Westchester County District Attorney Mimi Rocah said in a statement that she reached the decision after an investigation that was conducted "objectively, and independent of politics, party affiliation and personal or political beliefs." No charges were filed against Trump or his company, the Trump Organization.
Rocah, a Democrat, started investigating Trump in 2021, seeking to determine if he or the Trump Organization provided officials with misleading valuations in an effort to shrink the tax bill on his Trump National Golf Club in Briarcliff Manor, about 29 miles (46 kilometers) north of midtown Manhattan.
As part of the investigation, Rocah's office subpoenaed records from the golf course and the town of Ossining, which handles the course's taxes. In an all-capitals post on his Truth Social platform, Trump wrote that ending the investigation was "the honorable thing to do in that I did nothing wrong, but where and when do I get my reputation back? When will the other fake cases against me be dropped?"
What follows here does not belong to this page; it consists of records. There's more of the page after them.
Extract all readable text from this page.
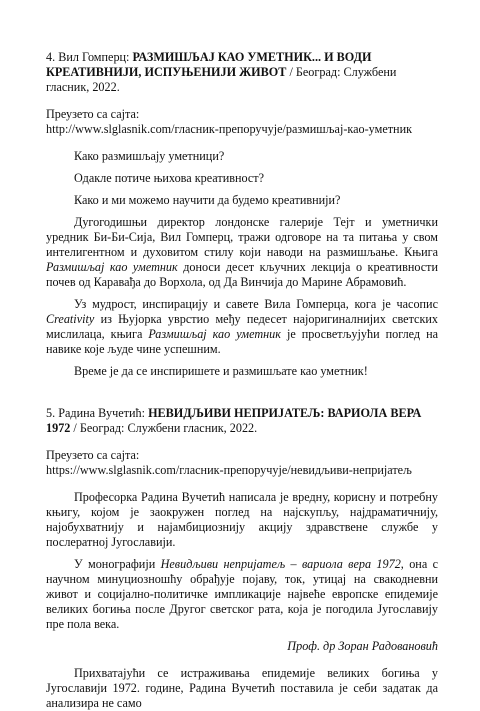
4. Вил Гомперц: РАЗМИШЉАЈ КАО УМЕТНИК... И ВОДИ КРЕАТИВНИЈИ, ИСПУЊЕНИЈИ ЖИВОТ / Београд: Службени гласник, 2022.

Преузето са сајта:

http://www.slglasnik.com/гласник-препоручује/размишљај-као-уметник

Како размишљају уметници?

Одакле потиче њихова креативност?

Како и ми можемо научити да будемо креативнији?

Дугогодишњи директор лондонске галерије Тејт и уметнички уредник Би-Би-Сија, Вил Гомперц, тражи одговоре на та питања у свом интелигентном и духовитом стилу који наводи на размишљање. Књига Размишљај као уметник доноси десет кључних лекција о креативности почев од Каравађа до Ворхола, од Да Винчија до Марине Абрамовић.

Уз мудрост, инспирацију и савете Вила Гомперца, кога је часопис Creativity из Њујорка уврстио међу педесет најоригиналнијих светских мислилаца, књига Размишљај као уметник је просветљујући поглед на навике које људе чине успешним.

Време је да се инспиришете и размишљате као уметник!

5. Радина Вучетић: НЕВИДЉИВИ НЕПРИЈАТЕЉ: ВАРИОЛА ВЕРА 1972 / Београд: Службени гласник, 2022.

Преузето са сајта:

https://www.slglasnik.com/гласник-препоручује/невидљиви-непријатељ

Професорка Радина Вучетић написала је вредну, корисну и потребну књигу, којом је заокружен поглед на најскупљу, најдраматичнију, најобухватнију и најамбициознију акцију здравствене службе у послератној Југославији.

У монографији Невидљиви непријатељ – вариола вера 1972, она с научном минуциозношћу обрађује појаву, ток, утицај на свакодневни живот и социјално-политичке импликације највеће европске епидемије великих богиња после Другог светског рата, која је погодила Југославију пре пола века.

Проф. др Зоран Радовановић

Прихватајући се истраживања епидемије великих богиња у Југославији 1972. године, Радина Вучетић поставила је себи задатак да анализира не само
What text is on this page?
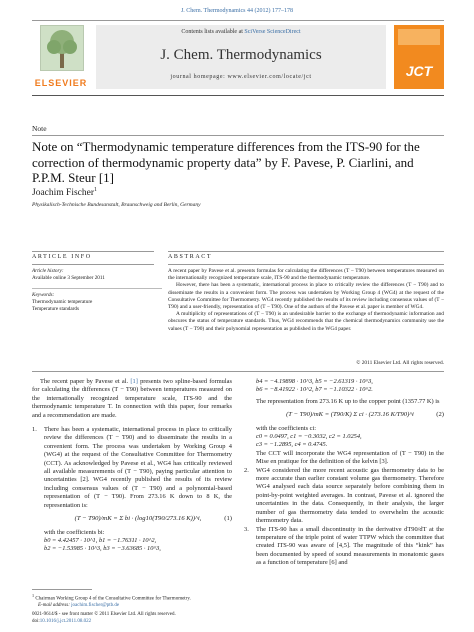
J. Chem. Thermodynamics 44 (2012) 177–178
ELSEVIER
Contents lists available at SciVerse ScienceDirect
J. Chem. Thermodynamics
journal homepage: www.elsevier.com/locate/jct	JCT
Note
Note on “Thermodynamic temperature differences from the ITS-90 for the correction of thermodynamic property data” by F. Pavese, P. Ciarlini, and P.P.M. Steur [1]
Joachim Fischer$^1$
Physikalisch-Technische Bundesanstalt, Braunschweig and Berlin, Germany
ARTICLE INFO	ABSTRACT
Article history:
Available online 3 September 2011
Keywords:
Thermodynamic temperature
Temperature standards

A recent paper by Pavese et al. presents formulas for calculating the differences (T − T90) between temperatures measured on the internationally recognized temperature scale, ITS-90 and the thermodynamic temperature.

However, there has been a systematic, international process in place to critically review the differences (T − T90) and to disseminate the results in a convenient form. The process was undertaken by Working Group 4 (WG4) at the request of the Consultative Committee for Thermometry. WG4 recently published the results of its review including consensus values of (T − T90) and a user-friendly, representation of (T − T90). One of the authors of the Pavese et al. paper is member of WG4.

A multiplicity of representations of (T − T90) is an undesirable barrier to the exchange of thermodynamic information and obscures the status of temperature standards. Thus, WG4 recommends that the chemical thermodynamics community use the values (T − T90) and their polynomial representation as published in the WG4 paper.

© 2011 Elsevier Ltd. All rights reserved.

The recent paper by Pavese et al. [1] presents two spline-based formulas for calculating the differences (T − T90) between temperatures measured on the internationally recognized temperature scale, ITS-90 and the thermodynamic temperature T. In connection with this paper, four remarks and a recommendation are made.

1. There has been a systematic, international process in place to critically review the differences (T − T90) and to disseminate the results in a convenient form. The process was undertaken by Working Group 4 (WG4) at the request of the Consultative Committee for Thermometry (CCT). As acknowledged by Pavese et al., WG4 has critically reviewed all available measurements of (T − T90), paying particular attention to uncertainties [2]. WG4 recently published the results of its review including consensus values of (T − T90) and a polynomial-based representation of (T − T90). From 273.16 K down to 8 K, the representation is:

(T − T90)/mK = Σ bi · (log10(T90/273.16 K))^i,	(1)

with the coefficients bi:

b0 = 4.42457 · 10^1, b1 = −1.76311 · 10^2,

b2 = −1.53985 · 10^3, b3 = −3.63685 · 10^3,

b4 = −4.19898 · 10^3, b5 = −2.61319 · 10^3,

b6 = −8.41922 · 10^2, b7 = −1.10322 · 10^2.

The representation from 273.16 K up to the copper point (1357.77 K) is

(T − T90)/mK = (T90/K) Σ ci · (273.16 K/T90)^i	(2)

with the coefficients ci:

c0 = 0.0497, c1 = −0.3032, c2 = 1.0254,

c3 = −1.2895, c4 = 0.4745.

The CCT will incorporate the WG4 representation of (T − T90) in the Mise en pratique for the definition of the kelvin [3].

2. WG4 considered the more recent acoustic gas thermometry data to be more accurate than earlier constant volume gas thermometry. Therefore WG4 analysed each data source separately before combining them in point-by-point weighted averages. In contrast, Pavese et al. ignored the uncertainties in the data. Consequently, in their analysis, the larger number of gas thermometry data tended to overwhelm the acoustic thermometry data.

3. The ITS-90 has a small discontinuity in the derivative dT90/dT at the temperature of the triple point of water TTPW which the committee that created ITS-90 was aware of [4,5]. The magnitude of this “kink” has been documented by speed of sound measurements in monatomic gases as a function of temperature [6] and

$^1$ Chairman Working Group 4 of the Consultative Committee for Thermometry.
E-mail address: joachim.fischer@ptb.de
0021-9614/$ - see front matter © 2011 Elsevier Ltd. All rights reserved.
doi:10.1016/j.jct.2011.08.022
A message seeking comment was left with the Trump Organization. Trump, the early leading candidate for the 2024 Republican presidential nomination, had decried investigations into him and his business practices as a partisan "witch hunt." The company has described Rocah's probe in the past as politically motivated and misguided.
Rocah's announcement came days after Trump was arraigned Tuesday in federal court in Miami on charges he mishandled classified documents and impeded investigators. Trump is also charged in Manhattan in connection with a scheme to bury allegations of extramarital affairs that arose during his first White House run.